MK-MA Ingatkan Pembentukan Peradilan Khusus Sengketa Pilkada
Berita

MK-MA Ingatkan Pembentukan Peradilan Khusus Sengketa Pilkada

Saat ini, MK sebenarnya tidak berwenang mengadili sengketa hasil pilkada sesuai amanat putusan MK No. 97/PUU-XI/2013.

Oleh:
CR-23
Bacaan 2 Menit
Ketua MK, Arief Hidayat. Foto: RES
Ketua MK, Arief Hidayat. Foto: RES
Ketua Mahkamah Konstitusi (MK) Arief Hidayat mengingatkan pembentukan peradilan khusus yang menangani perselisihan (sengketa) hasil pemilihan kepala daerah (Pilkada) sesuai amanat putusan MK No. 97/PUU-XI/2013 yang membatalkan kewenangan MK mengadili sengketa pemilukada. Sebab, selama ini penanganan sengketa pilkada di MK hanya transisional sambil menunggu terbentuknya peradilan khusus sengketa pilkada tersebut.

“Saat ini MK hanya menjalani masa transisional penanganan sengketa pilkada. Sengketa pilkada sebenarnya sudah bukan kewenangan MK lagi, ini seharusnya ditangani badan peradilan khusus. Itu sudah ada di putusan MK,” ujar Ketua MK Arief Hidayat usai acara diskusi public bertajuk “MK Mendengar..” di Hotel Borobudur Jakarta, Kamis (09/03/2017). Baca Juga: MK Hapus Kewenangan Sengketa Pemilukada

Merujuk Pasal 157 ayat (1-3) UU No. 10 Tahun 2016 tentang Pilkada menyebutkan untuk sementara waktu penanganan sengketa pilkada masih ditangani MK sebelum dibentuknya badan peradilan khusus untuk menangani sengketa hasil pilkada.  

Arief mengatakan penanganan sengketa pilkada selama ini cukup memakan waktu yang cukup lama, sehingga penanganan perkara pengujian Undang-Undang (UU) menjadi terbengkalai.

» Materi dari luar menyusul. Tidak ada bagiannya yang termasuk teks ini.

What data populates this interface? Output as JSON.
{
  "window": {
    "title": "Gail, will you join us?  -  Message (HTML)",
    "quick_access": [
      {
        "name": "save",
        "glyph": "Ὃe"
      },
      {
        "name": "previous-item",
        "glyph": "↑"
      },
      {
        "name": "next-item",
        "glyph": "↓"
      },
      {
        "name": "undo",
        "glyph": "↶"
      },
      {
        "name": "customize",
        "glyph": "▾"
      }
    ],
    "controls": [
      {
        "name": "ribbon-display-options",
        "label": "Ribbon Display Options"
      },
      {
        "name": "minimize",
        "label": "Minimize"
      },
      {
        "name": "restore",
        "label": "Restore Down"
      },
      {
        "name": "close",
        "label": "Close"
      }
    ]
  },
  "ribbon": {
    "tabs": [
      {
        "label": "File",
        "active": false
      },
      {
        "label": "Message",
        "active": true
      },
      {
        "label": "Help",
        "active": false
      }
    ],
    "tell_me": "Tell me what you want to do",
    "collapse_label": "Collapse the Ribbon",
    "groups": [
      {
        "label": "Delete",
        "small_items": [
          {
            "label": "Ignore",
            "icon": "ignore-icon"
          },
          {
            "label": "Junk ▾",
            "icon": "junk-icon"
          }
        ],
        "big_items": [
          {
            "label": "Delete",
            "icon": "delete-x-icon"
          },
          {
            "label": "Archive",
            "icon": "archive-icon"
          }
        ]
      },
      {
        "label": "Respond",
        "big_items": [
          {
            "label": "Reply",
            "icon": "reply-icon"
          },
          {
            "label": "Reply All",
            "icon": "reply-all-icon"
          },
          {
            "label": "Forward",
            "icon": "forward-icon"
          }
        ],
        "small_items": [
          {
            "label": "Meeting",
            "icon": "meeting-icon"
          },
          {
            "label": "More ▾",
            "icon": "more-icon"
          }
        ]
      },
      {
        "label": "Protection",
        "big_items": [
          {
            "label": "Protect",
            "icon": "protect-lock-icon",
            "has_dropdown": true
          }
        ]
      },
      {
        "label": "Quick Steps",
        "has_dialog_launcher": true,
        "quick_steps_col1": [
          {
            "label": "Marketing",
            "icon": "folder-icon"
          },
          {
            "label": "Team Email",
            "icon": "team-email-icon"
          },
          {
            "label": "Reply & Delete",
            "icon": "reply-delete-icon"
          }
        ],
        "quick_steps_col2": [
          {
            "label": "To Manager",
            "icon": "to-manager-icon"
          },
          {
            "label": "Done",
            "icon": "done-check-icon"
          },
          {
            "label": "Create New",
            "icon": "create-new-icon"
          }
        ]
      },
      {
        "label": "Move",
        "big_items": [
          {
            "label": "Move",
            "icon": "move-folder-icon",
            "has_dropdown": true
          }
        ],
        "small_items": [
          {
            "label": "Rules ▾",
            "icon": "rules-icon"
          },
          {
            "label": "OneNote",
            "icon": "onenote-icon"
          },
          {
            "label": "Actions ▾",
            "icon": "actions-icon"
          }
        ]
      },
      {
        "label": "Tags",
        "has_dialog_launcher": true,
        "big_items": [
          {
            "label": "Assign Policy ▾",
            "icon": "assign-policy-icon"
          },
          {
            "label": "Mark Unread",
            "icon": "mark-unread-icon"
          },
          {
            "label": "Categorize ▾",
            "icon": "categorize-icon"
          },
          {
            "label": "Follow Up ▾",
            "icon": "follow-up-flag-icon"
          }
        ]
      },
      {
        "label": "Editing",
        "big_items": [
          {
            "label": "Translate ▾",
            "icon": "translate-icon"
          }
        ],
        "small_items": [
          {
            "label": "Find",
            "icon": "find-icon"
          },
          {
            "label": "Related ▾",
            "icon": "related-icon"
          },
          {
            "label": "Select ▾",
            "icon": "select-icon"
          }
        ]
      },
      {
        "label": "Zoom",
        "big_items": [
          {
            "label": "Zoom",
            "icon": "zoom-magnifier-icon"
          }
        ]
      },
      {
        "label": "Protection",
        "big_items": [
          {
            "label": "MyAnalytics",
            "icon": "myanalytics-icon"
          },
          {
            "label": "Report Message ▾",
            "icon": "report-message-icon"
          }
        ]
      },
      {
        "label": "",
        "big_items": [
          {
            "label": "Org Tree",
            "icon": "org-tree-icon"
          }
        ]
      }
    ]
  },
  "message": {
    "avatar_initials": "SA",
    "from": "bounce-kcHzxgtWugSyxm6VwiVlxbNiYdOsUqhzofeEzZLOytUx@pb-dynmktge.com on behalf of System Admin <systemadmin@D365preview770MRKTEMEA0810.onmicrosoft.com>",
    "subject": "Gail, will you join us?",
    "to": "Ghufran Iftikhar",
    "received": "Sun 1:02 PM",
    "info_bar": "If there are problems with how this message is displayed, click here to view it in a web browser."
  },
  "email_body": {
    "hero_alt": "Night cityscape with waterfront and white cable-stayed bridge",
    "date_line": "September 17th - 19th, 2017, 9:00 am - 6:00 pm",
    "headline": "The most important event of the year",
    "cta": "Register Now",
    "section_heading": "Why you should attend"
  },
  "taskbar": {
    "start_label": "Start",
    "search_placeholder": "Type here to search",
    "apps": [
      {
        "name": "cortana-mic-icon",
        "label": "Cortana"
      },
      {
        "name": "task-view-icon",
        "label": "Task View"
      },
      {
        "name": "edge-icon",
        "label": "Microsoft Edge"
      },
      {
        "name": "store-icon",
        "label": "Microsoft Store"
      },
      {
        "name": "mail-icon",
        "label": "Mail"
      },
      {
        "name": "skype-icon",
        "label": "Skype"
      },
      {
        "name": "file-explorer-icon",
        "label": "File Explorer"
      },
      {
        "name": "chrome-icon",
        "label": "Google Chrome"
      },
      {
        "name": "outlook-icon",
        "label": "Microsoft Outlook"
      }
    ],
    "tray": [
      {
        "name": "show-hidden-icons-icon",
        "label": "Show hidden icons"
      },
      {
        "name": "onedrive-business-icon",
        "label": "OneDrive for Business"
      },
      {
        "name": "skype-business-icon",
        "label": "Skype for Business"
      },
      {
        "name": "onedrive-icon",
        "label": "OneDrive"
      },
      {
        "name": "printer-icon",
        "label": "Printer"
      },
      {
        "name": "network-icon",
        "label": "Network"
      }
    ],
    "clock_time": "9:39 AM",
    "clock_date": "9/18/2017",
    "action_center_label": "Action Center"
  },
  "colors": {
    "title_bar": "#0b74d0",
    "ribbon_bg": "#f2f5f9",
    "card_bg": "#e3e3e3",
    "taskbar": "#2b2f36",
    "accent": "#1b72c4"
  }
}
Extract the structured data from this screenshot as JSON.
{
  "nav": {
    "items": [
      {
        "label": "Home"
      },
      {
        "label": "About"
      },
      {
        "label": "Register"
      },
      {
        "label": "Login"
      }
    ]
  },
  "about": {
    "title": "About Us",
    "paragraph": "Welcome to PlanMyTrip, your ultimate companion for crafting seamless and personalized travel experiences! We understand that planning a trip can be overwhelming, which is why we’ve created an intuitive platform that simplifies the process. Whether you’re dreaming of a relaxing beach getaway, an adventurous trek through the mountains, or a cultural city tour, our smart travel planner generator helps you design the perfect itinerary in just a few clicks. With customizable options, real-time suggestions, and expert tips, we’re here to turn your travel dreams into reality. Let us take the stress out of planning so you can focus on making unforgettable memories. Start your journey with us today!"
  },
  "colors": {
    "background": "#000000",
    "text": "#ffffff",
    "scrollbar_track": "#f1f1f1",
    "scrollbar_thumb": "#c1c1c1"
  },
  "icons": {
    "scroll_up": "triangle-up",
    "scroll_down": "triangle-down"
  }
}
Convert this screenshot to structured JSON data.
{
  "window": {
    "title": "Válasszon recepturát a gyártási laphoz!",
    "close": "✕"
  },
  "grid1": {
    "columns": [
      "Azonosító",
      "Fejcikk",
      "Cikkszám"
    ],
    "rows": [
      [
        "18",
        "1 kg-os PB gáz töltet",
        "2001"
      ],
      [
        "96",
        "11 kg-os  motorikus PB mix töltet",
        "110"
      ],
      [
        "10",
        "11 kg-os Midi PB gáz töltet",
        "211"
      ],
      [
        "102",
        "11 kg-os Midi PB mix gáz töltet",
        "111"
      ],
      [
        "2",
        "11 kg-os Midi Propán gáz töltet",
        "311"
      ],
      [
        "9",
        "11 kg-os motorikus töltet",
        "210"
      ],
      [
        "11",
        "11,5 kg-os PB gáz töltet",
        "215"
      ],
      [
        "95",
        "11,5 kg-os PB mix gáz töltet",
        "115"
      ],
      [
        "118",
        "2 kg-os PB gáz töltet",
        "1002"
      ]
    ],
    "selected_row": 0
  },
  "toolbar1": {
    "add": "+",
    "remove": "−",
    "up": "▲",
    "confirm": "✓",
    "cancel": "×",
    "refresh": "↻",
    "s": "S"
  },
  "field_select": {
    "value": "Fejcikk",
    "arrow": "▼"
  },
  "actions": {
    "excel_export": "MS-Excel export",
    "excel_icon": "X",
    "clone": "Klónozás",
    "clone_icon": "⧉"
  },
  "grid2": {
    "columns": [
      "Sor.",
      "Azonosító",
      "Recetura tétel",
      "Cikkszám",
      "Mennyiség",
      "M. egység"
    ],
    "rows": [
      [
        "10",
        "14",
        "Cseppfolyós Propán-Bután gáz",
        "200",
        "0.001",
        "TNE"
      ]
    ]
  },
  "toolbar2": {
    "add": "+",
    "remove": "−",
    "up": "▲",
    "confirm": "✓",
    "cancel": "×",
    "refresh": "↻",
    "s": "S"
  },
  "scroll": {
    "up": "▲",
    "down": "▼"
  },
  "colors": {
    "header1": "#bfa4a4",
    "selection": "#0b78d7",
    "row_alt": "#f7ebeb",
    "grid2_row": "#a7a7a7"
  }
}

Terlebih, jumlah perkara pengujian UU yang masuk ke MK cenderung meningkat setiap tahunnya.

“Selama tiga bulan ke depan, MK harus fokus menyelesaikan perkara sengketa pilkada. Sebenarnya, ini bukan beban. Karena kita negarawan, ya kita mau-mau saja. Tetapi, sebaiknya MK menguji UU saja agar integritas dan independensi hakim tidak terdampak oleh kasus-kasus sengketa pilkada,” kata dia.

Di tempat yang sama, Ketua MA Hatta Ali menolak tegas penyelesaian sengketa pilkada dikembalikan lagi ke lembaganya. Sebab, MA sendiri, menurutnya, bukanlah badan peradilan khusus untuk menyelesaikan masalah sengketa pilkada.“Di Indonesia peradilan khusus itu (putusannya) bersifat final binding. Kalau di MA berarti kan masih ada proses kasasi, maka lebih bagus badan peradilan khusus,” kata Hatta dalam kesempatan yang sama. 

Hatta meyakini lembaga peradilan khusus untuk sengketa pilkada dapat mengurangi beban lembaga peradilan (MA-MK) yang ada. Dia mengamini pandangan ketua MK bahwa penyelesaian sengketa pilkada di MK disebutnya akan mengganggu perkara uji materi. “Mungkin memang lebih baik (badan peradilan khusus),” katanya.

Juru Bicara MK Fajar Laksono mengatakan saat ini MK sebenarnya tidak berwenang mengadili sengketa hasil pilkada. Hal ini telah ditegaskan dalam putusan MKNo. 97/PUU-XI/2013 yang membatalkan wewenang MK mengadili sengketa pilkada melalui pengujian Pasal 236 C UU No. 12 Tahun 2008 tentang Pemerintahan Daerah dan Pasal 29 ayat (1) huruf e UU No. 48 Tahun 2009 tentang Kekuasaan Kehakiman.    

Menurutnya, alasan pembatalan wewenang MK mengadili perkara yang bersifat transisi itu disebabkan kala itu MK tengah mengadili 11 sengketa pemilukada. Apalagi, dalam konstitusi tidak ada kewenangan MK mengadili sengketa pilkada. “Karena itu, dalam pertimbangan putusan MK, tidak dinyatakan MK tidak berwenang, kecuali ada lembaga khusus untuk mengadili sengketa pilkada, maka MK intinya tidak berwenang,” kata Fajar.

Kemudian, putusan MK tersebut dikukuhkan dalam Pasal 157 ayat (1-3) UU Pilkada. “Artinya kewenangan MK sekarang sifatnya transisional menjelang dibentuknya badan peradilan khusus,” tambahnya.